With stock indices hitting record highs and the bull market continuing its seven-and-a-half year run, you might expect investment gurus to be content and happy. But nothing is ever straightforward in the investment world. Some analysts are beginning to worry that things might just be too good to last much longer. Here are some of the key factors that are driving the markets.
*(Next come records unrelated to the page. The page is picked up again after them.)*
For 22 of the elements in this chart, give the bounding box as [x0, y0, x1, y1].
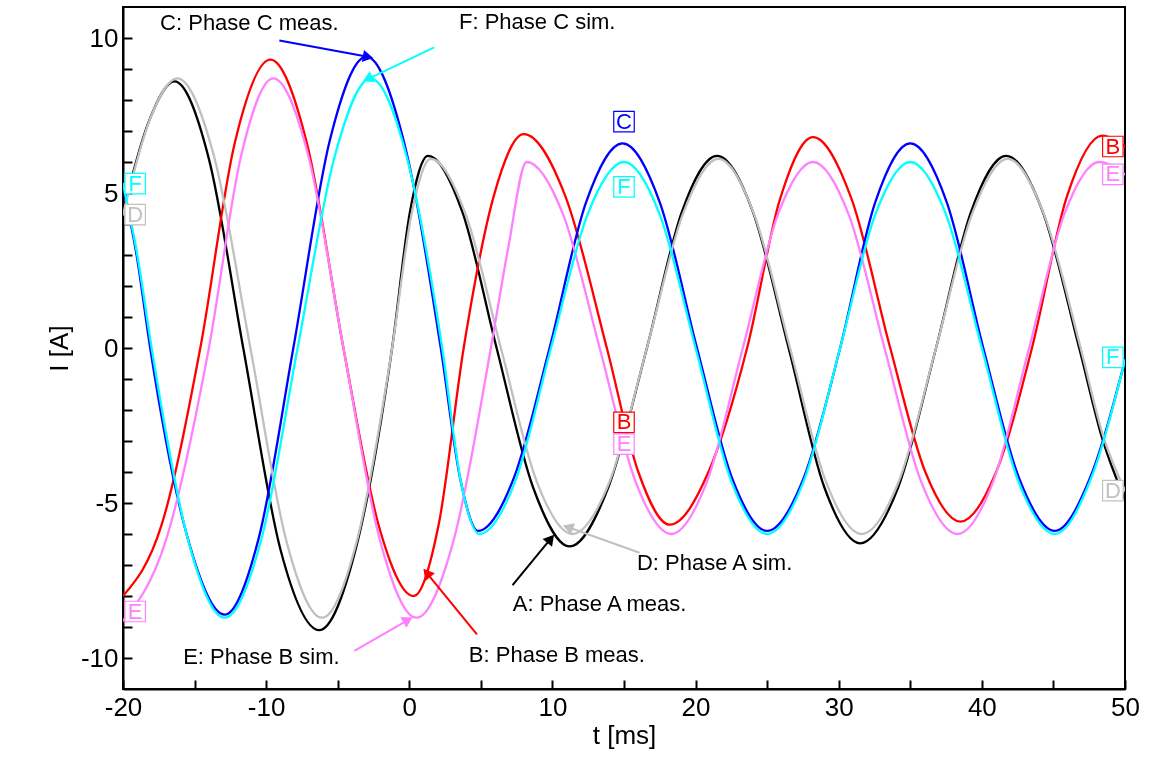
annotation: F: Phase C sim.	[458, 9, 616, 35]
y-tick-label: 0	[104, 332, 119, 363]
annotation: F	[128, 170, 142, 196]
y-axis-title: I [A]	[43, 325, 74, 372]
x-tick-label: 30	[824, 691, 854, 722]
x-tick-label: -10	[247, 691, 286, 722]
y-tick-label: 5	[104, 177, 119, 208]
x-tick-label: -20	[104, 691, 143, 722]
annotation: E: Phase B sim.	[183, 643, 340, 669]
x-tick-label: 10	[538, 691, 568, 722]
x-tick-label: 0	[402, 691, 418, 722]
y-tick-label: -10	[80, 642, 119, 673]
x-tick-label: 40	[967, 691, 997, 722]
annotation: C: Phase C meas.	[160, 9, 339, 35]
annotation: D: Phase A sim.	[636, 549, 793, 575]
x-tick-label: 50	[1111, 691, 1140, 722]
y-tick-label: -5	[95, 487, 119, 518]
annotation: B: Phase B meas.	[468, 642, 645, 668]
x-axis-title: t [ms]	[592, 719, 657, 750]
annotation: A: Phase A meas.	[512, 591, 687, 617]
x-tick-label: 20	[681, 691, 711, 722]
y-tick-label: 10	[89, 22, 119, 53]
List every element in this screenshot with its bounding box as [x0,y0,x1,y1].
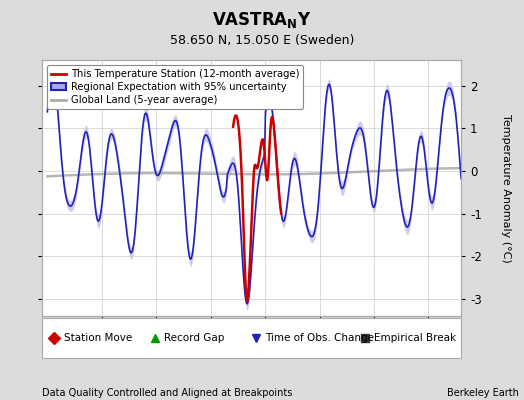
Y-axis label: Temperature Anomaly (°C): Temperature Anomaly (°C) [501,114,511,262]
Text: Berkeley Earth: Berkeley Earth [447,388,519,398]
Text: VASTRA$_{\mathregular{N}}$Y: VASTRA$_{\mathregular{N}}$Y [212,10,312,30]
Text: Time of Obs. Change: Time of Obs. Change [265,333,374,343]
Text: Data Quality Controlled and Aligned at Breakpoints: Data Quality Controlled and Aligned at B… [42,388,292,398]
Text: Record Gap: Record Gap [165,333,225,343]
Text: Empirical Break: Empirical Break [374,333,456,343]
Text: 58.650 N, 15.050 E (Sweden): 58.650 N, 15.050 E (Sweden) [170,34,354,47]
Text: Station Move: Station Move [64,333,132,343]
Legend: This Temperature Station (12-month average), Regional Expectation with 95% uncer: This Temperature Station (12-month avera… [47,65,303,109]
Mature Market and Elevated P/E Ratios

The fact that the bull market has lasted this long – to become the second oldest bull market ever – makes some commentators believe we are due for a reversal. Stocks are considered to be expensive. Many analysts use a price to earnings ratio known as the Shiller P/E ratio to determine when stocks may have reached inflated prices and a bubble may be in the making. Using the Shiller measuring tool, which looks at stock prices against 10 years of averaged corporate earnings, P/E ratios reached 27.3 in August. Many analysts think that any P/E ratio of 27 (or more) suggests a meaningful correction is on the horizon, and that when stock prices become this expensive (on a P/E basis), that there is a real possibility of a reversal. This being said, bear in mind that elevated P/E ratings are regarded as a warning of elevated risk, not as a call to immediate action.

Positive Economic Data

Despite the general handwringing, there has been good news in the manufacturing sector. New orders for manufactured capital goods rose in July for the second month in a row – a sign that business spending is beginning to rebound. Winners in the manufacturing sector included machinery, primary metals, fabricated metal products, computers and electronics. However, economists are forecasting tepid growth for U.S. business investment in general in the third quarter, citing the uncertainty created by Brexit and the lead up to the Nov. 8 presidential elections. Demand for durable goods was brisk in July with orders increasing 4.4 percent. Inventories also increased in July, following a dismal six-month decline. In the labor market, the news was positive, too. Weekly jobless claim benefits have been below 300,000 (a benchmark associated with a healthy labor market) for an impressive 77 consecutive weeks.

Wild Cards

Several factors could hurt the markets.

  • In the race for the White House, pundits are expecting Clinton to win. If the race narrows and a victory for Trump looks possible, the markets probably would react adversely. Wall Street is leery of a Trump presidency, fearing it might unleash trade wars and economic and political instability.
  • The investment community currently expects an interest rate increase no sooner than December. If during the Jackson Hole Meeting in late August, Federal Reserve Chairwoman Janet Yellen hints that an increase might come sooner, the markets might react badly.
  • The rally in oil prices was welcome news, but now industry observers are worried that the uptick might not continue. When oil is below $40 per barrel, the impact on a multitude of oil- and gas-related businesses is significant.

The commentary above is general in nature and is not intended to replace advice from expert tax and investment professionals.